O Benefício de Prestação Continuada (BPC) é um direito garantido pela Lei Orgânica da Assistência Social (LOAS) a idosos com 65 anos ou mais e pessoas com deficiência de baixa renda. No entanto, muitos pedidos são negados pelo INSS por motivos como renda familiar per capita superior a 1/4 do salário mínimo, falta de documentos comprobatórios ou avaliação social/ médica desfavorável.
Quando o BPC é negado, o idoso pode recorrer administrativamente ao próprio INSS no prazo de 30 dias, apresentando novos documentos ou esclarecimentos. Se o recurso for negado, é possível acionar a Justiça, onde o juiz pode reavaliar a situação e conceder o benefício, muitas vezes com pagamento retroativo. Decisões judiciais recentes têm flexibilizado o critério de renda, considerando despesas com saúde e outras particularidades.
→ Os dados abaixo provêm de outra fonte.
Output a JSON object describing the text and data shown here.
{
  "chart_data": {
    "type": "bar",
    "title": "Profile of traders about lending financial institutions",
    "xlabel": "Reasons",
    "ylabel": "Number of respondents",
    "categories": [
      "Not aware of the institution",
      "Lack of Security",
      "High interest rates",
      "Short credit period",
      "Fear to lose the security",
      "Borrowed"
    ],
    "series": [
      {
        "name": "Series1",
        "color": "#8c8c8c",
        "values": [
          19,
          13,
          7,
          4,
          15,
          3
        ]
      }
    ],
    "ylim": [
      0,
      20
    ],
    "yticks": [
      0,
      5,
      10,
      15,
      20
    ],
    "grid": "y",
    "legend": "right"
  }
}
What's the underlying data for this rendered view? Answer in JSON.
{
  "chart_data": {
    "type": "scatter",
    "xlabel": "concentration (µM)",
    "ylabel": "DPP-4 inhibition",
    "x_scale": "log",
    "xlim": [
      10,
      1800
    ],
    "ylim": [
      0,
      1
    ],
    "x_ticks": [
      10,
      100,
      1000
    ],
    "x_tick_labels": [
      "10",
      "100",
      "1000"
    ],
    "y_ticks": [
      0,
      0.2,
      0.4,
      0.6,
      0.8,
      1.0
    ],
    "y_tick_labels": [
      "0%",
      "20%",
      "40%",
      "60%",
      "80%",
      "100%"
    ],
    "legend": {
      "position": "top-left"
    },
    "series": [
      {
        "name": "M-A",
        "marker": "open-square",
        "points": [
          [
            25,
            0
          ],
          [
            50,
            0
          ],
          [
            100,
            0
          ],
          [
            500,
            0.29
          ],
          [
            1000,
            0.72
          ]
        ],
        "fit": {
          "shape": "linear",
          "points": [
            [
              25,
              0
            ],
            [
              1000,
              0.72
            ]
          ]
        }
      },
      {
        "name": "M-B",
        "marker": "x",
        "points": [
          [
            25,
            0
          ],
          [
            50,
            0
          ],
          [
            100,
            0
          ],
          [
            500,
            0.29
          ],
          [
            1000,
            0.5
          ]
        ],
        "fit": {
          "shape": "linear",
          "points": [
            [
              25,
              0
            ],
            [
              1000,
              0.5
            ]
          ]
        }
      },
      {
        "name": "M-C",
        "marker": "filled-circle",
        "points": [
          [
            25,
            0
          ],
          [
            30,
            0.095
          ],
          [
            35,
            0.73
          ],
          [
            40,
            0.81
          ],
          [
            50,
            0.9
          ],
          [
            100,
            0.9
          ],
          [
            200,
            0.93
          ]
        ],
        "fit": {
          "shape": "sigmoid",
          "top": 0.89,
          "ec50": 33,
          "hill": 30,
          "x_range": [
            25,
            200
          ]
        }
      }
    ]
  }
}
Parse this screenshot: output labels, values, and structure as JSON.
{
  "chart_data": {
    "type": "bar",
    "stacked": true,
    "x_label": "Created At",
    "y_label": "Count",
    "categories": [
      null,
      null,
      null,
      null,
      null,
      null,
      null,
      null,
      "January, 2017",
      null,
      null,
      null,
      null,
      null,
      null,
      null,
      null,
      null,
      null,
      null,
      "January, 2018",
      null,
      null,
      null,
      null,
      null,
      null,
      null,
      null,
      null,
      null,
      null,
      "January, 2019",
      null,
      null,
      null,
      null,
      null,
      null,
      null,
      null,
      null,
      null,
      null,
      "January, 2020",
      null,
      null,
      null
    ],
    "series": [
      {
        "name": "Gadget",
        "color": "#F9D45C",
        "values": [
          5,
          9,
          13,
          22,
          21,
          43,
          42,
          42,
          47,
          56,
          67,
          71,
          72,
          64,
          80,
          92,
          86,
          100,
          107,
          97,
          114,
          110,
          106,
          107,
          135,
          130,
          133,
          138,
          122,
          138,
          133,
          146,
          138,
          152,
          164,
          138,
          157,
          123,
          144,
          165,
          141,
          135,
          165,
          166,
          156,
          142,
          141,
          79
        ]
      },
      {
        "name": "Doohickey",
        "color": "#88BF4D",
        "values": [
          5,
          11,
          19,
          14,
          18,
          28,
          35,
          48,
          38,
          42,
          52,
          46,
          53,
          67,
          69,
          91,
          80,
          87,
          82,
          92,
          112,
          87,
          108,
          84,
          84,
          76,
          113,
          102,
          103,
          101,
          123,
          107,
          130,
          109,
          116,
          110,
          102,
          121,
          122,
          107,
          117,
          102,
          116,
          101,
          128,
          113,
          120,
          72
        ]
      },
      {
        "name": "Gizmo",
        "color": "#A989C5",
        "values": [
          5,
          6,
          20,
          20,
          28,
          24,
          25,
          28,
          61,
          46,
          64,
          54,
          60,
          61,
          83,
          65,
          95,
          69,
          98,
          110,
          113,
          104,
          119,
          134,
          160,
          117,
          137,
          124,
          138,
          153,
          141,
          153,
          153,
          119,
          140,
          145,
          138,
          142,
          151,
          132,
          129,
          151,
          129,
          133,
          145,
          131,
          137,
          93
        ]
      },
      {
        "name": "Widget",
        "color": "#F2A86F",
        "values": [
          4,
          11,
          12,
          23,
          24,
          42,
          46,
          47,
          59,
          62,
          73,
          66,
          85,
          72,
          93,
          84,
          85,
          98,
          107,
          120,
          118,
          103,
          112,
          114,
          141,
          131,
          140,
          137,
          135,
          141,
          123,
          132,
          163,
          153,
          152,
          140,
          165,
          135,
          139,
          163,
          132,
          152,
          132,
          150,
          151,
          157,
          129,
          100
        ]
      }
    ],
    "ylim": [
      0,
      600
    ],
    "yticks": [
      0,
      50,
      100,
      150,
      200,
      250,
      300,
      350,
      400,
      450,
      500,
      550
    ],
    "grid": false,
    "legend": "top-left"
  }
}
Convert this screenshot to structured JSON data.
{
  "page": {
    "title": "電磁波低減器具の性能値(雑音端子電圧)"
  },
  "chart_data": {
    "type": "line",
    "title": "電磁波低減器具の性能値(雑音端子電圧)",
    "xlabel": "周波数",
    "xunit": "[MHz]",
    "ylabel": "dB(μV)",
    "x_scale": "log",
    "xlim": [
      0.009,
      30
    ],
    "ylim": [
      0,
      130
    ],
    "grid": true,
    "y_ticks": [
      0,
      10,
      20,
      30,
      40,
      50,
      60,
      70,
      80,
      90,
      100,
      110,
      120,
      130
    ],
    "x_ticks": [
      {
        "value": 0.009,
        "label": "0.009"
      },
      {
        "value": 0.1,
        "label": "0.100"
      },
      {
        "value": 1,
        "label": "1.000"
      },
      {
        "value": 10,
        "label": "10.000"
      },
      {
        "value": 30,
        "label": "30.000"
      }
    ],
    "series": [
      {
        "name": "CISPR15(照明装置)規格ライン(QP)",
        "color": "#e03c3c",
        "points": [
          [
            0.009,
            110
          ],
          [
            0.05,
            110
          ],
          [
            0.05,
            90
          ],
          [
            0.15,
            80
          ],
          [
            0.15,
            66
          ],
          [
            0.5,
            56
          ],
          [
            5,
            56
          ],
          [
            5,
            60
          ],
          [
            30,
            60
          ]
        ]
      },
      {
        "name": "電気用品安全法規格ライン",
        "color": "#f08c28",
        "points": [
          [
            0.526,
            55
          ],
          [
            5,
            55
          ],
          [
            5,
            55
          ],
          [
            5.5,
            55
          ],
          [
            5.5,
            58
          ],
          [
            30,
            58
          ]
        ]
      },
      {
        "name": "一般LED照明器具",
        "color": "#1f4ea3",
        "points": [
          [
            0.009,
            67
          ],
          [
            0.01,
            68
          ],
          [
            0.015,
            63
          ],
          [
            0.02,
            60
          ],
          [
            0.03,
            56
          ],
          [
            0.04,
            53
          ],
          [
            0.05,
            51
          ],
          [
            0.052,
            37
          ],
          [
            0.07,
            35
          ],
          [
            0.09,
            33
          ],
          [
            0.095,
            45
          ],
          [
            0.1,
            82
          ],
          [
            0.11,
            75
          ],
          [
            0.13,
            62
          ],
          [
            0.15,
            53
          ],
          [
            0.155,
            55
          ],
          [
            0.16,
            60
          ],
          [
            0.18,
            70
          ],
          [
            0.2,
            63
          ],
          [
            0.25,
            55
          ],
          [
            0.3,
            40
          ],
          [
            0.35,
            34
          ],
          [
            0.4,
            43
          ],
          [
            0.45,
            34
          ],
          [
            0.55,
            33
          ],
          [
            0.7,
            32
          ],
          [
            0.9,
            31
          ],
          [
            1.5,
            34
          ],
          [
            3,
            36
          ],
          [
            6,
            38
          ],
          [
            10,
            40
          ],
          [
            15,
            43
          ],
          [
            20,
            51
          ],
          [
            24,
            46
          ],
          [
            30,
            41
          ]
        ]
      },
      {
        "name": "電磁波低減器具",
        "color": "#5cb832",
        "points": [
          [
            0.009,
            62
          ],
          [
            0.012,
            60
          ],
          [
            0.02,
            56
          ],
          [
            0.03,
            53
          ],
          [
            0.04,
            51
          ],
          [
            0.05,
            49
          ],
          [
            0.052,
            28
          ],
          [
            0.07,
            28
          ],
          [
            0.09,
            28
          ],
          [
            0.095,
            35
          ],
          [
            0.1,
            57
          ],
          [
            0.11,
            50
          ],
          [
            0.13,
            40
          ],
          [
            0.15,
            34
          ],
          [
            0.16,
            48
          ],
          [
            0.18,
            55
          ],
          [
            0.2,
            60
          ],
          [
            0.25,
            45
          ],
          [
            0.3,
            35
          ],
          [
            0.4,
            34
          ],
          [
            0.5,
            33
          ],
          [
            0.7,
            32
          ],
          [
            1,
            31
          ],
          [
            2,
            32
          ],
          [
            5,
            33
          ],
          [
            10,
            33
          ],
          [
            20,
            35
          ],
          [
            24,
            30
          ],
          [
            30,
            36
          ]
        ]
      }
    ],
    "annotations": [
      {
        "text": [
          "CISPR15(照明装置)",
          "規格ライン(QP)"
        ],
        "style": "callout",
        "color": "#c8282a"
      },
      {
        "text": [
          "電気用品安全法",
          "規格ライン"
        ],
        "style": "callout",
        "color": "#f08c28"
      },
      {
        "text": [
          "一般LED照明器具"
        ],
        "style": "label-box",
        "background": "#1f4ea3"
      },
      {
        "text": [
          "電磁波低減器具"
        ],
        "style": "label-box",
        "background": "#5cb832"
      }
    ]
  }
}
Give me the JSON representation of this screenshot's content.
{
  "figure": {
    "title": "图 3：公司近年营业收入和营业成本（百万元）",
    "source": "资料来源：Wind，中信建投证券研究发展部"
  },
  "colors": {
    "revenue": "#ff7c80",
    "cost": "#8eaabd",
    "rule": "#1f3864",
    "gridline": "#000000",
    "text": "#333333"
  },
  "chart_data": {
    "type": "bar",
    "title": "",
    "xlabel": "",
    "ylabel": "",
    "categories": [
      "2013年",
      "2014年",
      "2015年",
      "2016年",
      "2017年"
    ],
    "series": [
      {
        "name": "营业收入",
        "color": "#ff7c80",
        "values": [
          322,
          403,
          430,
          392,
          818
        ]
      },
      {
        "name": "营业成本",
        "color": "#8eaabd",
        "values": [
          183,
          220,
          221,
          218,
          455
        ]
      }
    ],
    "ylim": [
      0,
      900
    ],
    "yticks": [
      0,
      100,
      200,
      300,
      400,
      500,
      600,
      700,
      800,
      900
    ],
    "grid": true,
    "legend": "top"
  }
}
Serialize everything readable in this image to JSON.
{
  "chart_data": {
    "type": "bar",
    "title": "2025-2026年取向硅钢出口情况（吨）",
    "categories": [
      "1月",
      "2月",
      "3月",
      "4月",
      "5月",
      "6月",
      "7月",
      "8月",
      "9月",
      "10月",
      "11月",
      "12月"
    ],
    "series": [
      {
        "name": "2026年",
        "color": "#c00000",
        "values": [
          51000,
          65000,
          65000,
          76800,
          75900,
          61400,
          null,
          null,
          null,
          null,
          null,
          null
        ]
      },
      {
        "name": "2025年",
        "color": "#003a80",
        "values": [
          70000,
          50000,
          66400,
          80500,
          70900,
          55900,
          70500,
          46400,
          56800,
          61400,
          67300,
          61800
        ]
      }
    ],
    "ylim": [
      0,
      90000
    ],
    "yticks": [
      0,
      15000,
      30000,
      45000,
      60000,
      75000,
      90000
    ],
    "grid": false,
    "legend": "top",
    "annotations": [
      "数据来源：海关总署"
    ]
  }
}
Para o cidadão comum, a negativa do BPC pode significar a falta de um salário mínimo mensal essencial para sobrevivência. Por isso, é fundamental não desistir e buscar orientação jurídica gratuita em Defensorias Públicas ou Núcleos de Prática Jurídica de universidades. O acompanhamento de um advogado especializado em direito previdenciário aumenta as chances de sucesso.